Now, switching over to the aviation side of the equation, turns out that Just an Earth-Bound Misfit just ranted long and hard about airport security and the TSA:
It was pretty clear then, and it is clearer now, that the TSA's job is purely theatrical.
Meanwhile, the pilots and the flight attendants are not at all happy about having to undergo trial by X-ray several times a duty day, and I cannot blame them for that. The TSA says those scanners are safe, but really, does anybody trust for a picosecond anything that the TSA says? It's already come out that the assurance of the TSA that the scanners don't store the images is a lie.
The part about screening the pilots is especially inane. In the cockpit of airliners is a crash ax which, if my recollection is correct, has on its head one really pointy end and one very sharp end. So the TSA makes sure that the pilots don't have a little bitty knife, they feel all happy of their screening the pilots, and then the pilots get to sit in a itty bitty room with the modern equivalent of a war axe. And that doesn't even get into the point that a determined pilot could just crash the airplane and kill all aboard if that was his goal.

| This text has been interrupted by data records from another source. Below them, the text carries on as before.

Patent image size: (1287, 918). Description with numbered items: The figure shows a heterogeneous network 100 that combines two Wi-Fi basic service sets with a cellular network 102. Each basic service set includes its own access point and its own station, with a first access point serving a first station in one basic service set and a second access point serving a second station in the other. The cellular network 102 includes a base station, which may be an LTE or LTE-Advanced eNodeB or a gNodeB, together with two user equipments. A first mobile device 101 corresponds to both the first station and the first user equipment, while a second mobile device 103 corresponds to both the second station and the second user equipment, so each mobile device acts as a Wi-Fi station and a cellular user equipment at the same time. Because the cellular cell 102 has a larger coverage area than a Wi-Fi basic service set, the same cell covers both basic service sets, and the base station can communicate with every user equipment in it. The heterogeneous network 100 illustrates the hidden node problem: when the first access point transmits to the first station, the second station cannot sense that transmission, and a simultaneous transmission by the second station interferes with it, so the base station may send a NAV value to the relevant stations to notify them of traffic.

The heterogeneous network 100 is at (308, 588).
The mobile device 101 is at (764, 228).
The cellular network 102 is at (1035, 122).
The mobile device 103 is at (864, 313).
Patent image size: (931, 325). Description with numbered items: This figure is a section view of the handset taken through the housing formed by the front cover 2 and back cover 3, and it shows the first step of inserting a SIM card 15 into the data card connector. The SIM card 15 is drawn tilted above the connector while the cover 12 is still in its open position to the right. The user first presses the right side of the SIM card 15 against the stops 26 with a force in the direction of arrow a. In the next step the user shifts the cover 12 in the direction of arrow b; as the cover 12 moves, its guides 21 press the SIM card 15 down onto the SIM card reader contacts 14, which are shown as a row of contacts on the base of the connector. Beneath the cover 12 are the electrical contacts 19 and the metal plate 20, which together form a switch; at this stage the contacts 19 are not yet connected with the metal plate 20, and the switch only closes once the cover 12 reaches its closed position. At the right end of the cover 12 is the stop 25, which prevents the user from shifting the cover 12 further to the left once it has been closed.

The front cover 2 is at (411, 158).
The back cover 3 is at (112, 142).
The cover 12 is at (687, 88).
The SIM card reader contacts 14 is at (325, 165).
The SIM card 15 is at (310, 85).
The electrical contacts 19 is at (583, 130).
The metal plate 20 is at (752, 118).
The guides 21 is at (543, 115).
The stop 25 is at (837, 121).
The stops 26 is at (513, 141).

Love that last point about the ax! Don't misunderstand--I am all for security that really and truly makes us safer. But don't waste our time with security theater.
Along these lines, I can't help but draw a parallel with the broader impacts of 9/11. Via Spencer Ackerman's Trapped Within a Frame:
Here I was, set to write a long post about the new Woodward book excerpts, when Gulliver distills my intended point in a tweet:
"Does not compute: if we could "absorb" another 9/11, why are we wasting $70B/yr on war that won't prevent it anyway?"
He's referring to an Obama quote about how the U.S. proved resilient after 9/11.
--SNIP--
It’s also a point that ultimately cuts against the massive expansion of the Afghanistan war that Obama has instituted. One way of getting close to squaring it is to say that we’re going to go big for a limited period of time in order to mitigate what we can in Afghanistan — the ol’ “so it doesn’t go back to being a safe haven” argument. But that still doesn’t address the basic resource-interest mismatch. And it’s hard to avoid the conclusion from Woodward’s excerpts that the factor inhibiting Obama from addressing it is an inability to break out of the fear-driven politics that surround terrorism, which inhibit counterterrorism vigilance under the guise of bolstering it.
Then there’s this:
Woodward quotes Petraeus as saying, “You have to recognize also that I don’t think you win this war. I think you keep fighting. It’s a little bit like Iraq, actually. . . . Yes, there has been enormous progress in Iraq. But there are still horrific attacks in Iraq, and you have to stay vigilant. You have to stay after it. This is the kind of fight we’re in for the rest of our lives and probably our kids’ lives.”
Feeling safer and better about your (grand) kids' future?